[Closed] Using Base64 encoded strings – New Article on LoneRobot.com
Thanks Pete for helping,
yes, I’ve downloaded the script at the end of the article. The line in my post is the line where the error occurs. The rollout builds nicely, but no image is created (your robot-logo should appear right?). Also my home pc (vista 32 bit) and a similar pc here at work produce the same error.
Could it be related to .NET versions maybe? Or some kind of assembly you naturally have loaded since you develop this stuff.
Klaas
hi klaas,
there aren’t any custom assemblies being loaded by this script, so im not sure why it is saying this. which version of max are you running?
is the convertclass returning a bytearray from the base64 string? it is possible, if it is pre max 2008 that it is not returning the dotnetarrays into the correct format.
try this minimal code version, line by line and see if it fails at the same place –
Pete,
I’ve tried the script line by line. It fails at the line
memstream = dotnetobject "System.IO.MemoryStream" bytearr
With the same error in the previous post. This is in max 2008 32 and 64 bit edition. Max 2010, 32 and 64 work fine.
I actually wasn’t thinking about custom assemblies (like those snazzy controls you make) but the plain asseblies you sometimes have to load to make things work. Like the “system.xml” one. And if I try
dotNet.loadAssembly "System.IO"
I get an undefined in the listener. That can’t be good, right?
Hi Klass,
After testing, It’s a max 2008 issue i’m afraid, im having the same issue as you in max2008. Max is not casting the byte array into dotnet (perhaps something to do with the fact max casts bytes to integers) and was a known bug of this release.

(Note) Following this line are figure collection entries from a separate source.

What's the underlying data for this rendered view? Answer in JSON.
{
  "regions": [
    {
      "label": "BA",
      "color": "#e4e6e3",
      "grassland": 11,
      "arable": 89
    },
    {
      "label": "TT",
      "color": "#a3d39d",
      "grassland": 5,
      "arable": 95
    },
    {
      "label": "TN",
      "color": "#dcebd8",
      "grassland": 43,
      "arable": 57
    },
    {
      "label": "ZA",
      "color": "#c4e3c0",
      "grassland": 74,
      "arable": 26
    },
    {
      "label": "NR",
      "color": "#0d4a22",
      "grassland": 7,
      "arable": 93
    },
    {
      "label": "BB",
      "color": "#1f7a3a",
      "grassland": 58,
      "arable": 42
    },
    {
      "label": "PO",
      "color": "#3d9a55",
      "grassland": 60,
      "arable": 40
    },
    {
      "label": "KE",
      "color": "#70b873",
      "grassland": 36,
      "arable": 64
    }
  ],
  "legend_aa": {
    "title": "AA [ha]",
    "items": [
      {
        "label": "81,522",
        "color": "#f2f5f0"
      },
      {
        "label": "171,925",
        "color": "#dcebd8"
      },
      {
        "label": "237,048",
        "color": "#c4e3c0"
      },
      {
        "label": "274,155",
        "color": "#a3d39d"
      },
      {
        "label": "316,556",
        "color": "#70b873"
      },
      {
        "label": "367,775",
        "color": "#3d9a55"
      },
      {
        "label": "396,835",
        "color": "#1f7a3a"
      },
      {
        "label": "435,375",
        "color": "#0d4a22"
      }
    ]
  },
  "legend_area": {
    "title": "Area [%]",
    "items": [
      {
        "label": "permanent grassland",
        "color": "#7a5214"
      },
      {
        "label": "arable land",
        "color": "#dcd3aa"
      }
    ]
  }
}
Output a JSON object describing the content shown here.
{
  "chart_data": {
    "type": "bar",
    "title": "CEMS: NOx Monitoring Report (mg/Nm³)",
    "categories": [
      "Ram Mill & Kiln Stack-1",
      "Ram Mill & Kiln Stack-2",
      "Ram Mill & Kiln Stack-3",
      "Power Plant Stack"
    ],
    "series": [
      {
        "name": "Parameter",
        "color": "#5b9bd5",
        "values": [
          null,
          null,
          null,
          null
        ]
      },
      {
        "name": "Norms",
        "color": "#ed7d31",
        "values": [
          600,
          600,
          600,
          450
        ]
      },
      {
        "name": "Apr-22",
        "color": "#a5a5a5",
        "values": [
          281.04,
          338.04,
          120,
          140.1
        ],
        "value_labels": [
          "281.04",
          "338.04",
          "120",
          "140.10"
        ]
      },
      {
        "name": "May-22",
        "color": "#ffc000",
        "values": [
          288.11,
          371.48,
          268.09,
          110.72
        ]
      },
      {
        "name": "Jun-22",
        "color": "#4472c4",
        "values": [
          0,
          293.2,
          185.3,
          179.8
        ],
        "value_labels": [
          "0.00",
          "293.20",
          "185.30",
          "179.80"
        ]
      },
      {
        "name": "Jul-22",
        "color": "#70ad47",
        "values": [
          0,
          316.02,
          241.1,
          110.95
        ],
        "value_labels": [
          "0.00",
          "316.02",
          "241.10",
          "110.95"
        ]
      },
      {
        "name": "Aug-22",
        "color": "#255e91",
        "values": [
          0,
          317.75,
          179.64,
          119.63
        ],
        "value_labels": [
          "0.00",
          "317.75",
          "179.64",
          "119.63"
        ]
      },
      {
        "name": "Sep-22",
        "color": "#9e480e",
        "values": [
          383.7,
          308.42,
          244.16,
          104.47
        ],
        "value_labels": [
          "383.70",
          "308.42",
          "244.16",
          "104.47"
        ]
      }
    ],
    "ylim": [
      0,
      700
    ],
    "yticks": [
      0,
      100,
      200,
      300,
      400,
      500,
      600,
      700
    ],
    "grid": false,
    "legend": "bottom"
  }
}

it was a while since i wrote that article but i must have written in after upgrading to max 2009. My GDI research tried to get around this by populating a byte array from a max array, but that is also returning the error you mentioned. So sorry, it’s kind of out of my hands in that version of max except to say i can emcompass the method into a dotnet assembly for you. One advantage to counter the need to load a custom assembly would be that it would be much faster this way. Let me know if you wanted this option and i’ll compile something for you to use in max 2008.
Hey Pete,
that’s a pity it doesn’t work, but great to have it figured out. Since our company is migrating to max 2010 anyway, we don’t really have the need for your kind offer. And as far as my own public scripts go: either distributing two icon-files, or a dotnet assembly doesn’t really make a difference (logistics wise). So thanks very much for the help, but don’t bother to make that assembly just for me.